Toutefois, le tableau n’est pas aussi sombre qu’il pourrait l’être, en partie grâce aux mesures qu’Abidjan a déjà prises. Largement coupé du sud pendant la décennie de règne du mouvement rebelle, le nord a bénéficié d’investissements publics massifs dans les infrastructures économiques et la fourniture de services au cours des onze dernières années. Des routes, des relais de téléphonie mobile et même des aéroports permettent l’accès à la plupart des zones rurales, stimulant ainsi les économies locales. La pauvreté et l’analphabétisme restent toutefois des problèmes majeurs dans le nord.
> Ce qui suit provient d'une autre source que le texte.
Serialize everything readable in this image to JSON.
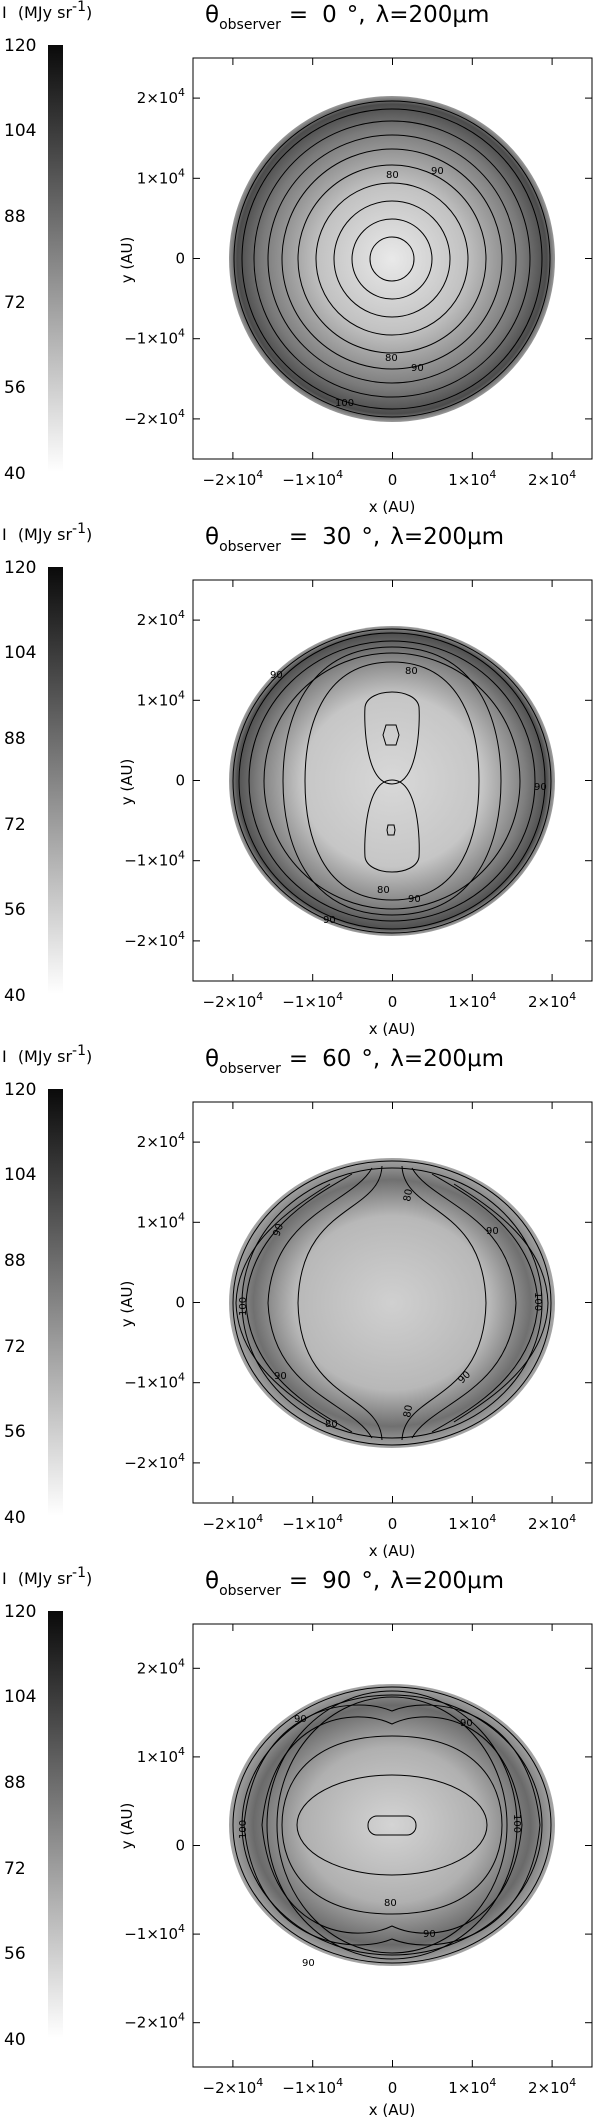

La région du Tchologo, par exemple, à la frontière avec le Burkina Faso, souffre d’un taux d’analphabétisme parmi les plus élevés du pays, et les emplois salariés sont rares.[2] De nombreux habitants sont de plus en plus frustrés par le manque d’opportunités d’emploi, en particulier au vu de la richesse ostentatoire d’Abidjan.[3] Craignant que les habitants du nord ne soient recrutés par des insurgés qui leur offriraient de l’argent, les autorités ont mis en place un programme spécial pour le nord, décrit ci-dessous, qui forme des jeunes peu qualifiés et facilite l’accès au crédit pour les associations villageoises et les groupes d’hommes et de femmes qui cherchent à créer de petites entreprises.[4]
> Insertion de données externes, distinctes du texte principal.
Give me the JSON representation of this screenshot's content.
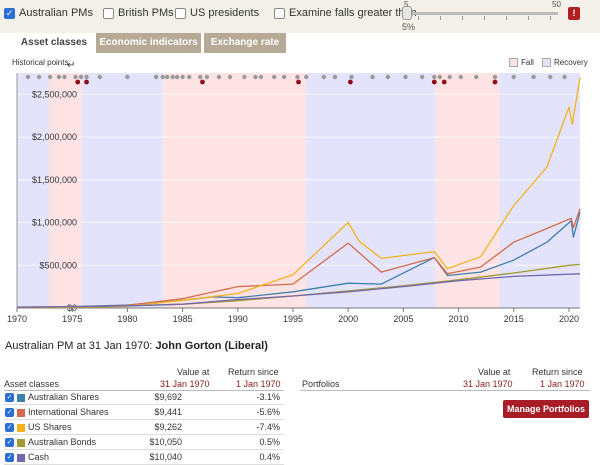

[1] Entretiens de Crisis Group, responsables et habitants, Kafolo, Tengréla, Kong, Ferkessédougou, mars 2023.

[2] Le taux de pauvreté dans le Tchologo était de 62,9 pour cent en 2018, bien supérieur au taux national de 39,4 pour cent. Voir « Analysis of Extreme Poverty and Its Determinants, Inequality and Vulnerability in Côte d’Ivoire », Economic Analysis Institute, National Institute of Statistics, mars 2022.

[3] Entretiens et entretiens téléphoniques de Crisis Group, habitants, nord de la Côte d’Ivoire, mars et juillet 2023.

[4] Entretiens de Crisis Group, hauts responsables, Abidjan, mars 2023.

IV. Sources de résilience

La Côte d’Ivoire étant la plaque tournante commerciale de l’Afrique de l’Ouest francophone, les observateurs craignent à juste titre une montée déstabilisatrice de la violence jihadiste dans le nord du pays. Les insurrections jihadistes ont provoqué des crises humanitaires au Mali et au Burkina Faso. Les attaques font des milliers de morts chaque année et ne semblent pas faiblir. Des pans entiers du Sahel sont devenus inaccessibles, alors que les insurgés détruisent les moyens de subsistance des agriculteurs et coupent les routes commerciales régionales. Outre le conflit meurtrier et l’instabilité politique au Sahel, de nombreux pays d’Afrique de l’Ouest sont confrontés à la hausse des prix des denrées alimentaires et des engrais en raison de la guerre en Ukraine. Pourtant, même si les six régions septentrionales de la Côte d’Ivoire présentent certains des facteurs de risque qui ont contribué à l’émergence de la violence jihadiste ailleurs – notamment la pauvreté, le sous-développement et l’omniprésence des activités illicites – la Côte d’Ivoire a connu peu d’attaques et semble mieux positionnée que d’autres pays pour faire face à la menace sécuritaire. Cinq facteurs ont contribué à l’efficacité relative de la réponse des autorités à ce jour.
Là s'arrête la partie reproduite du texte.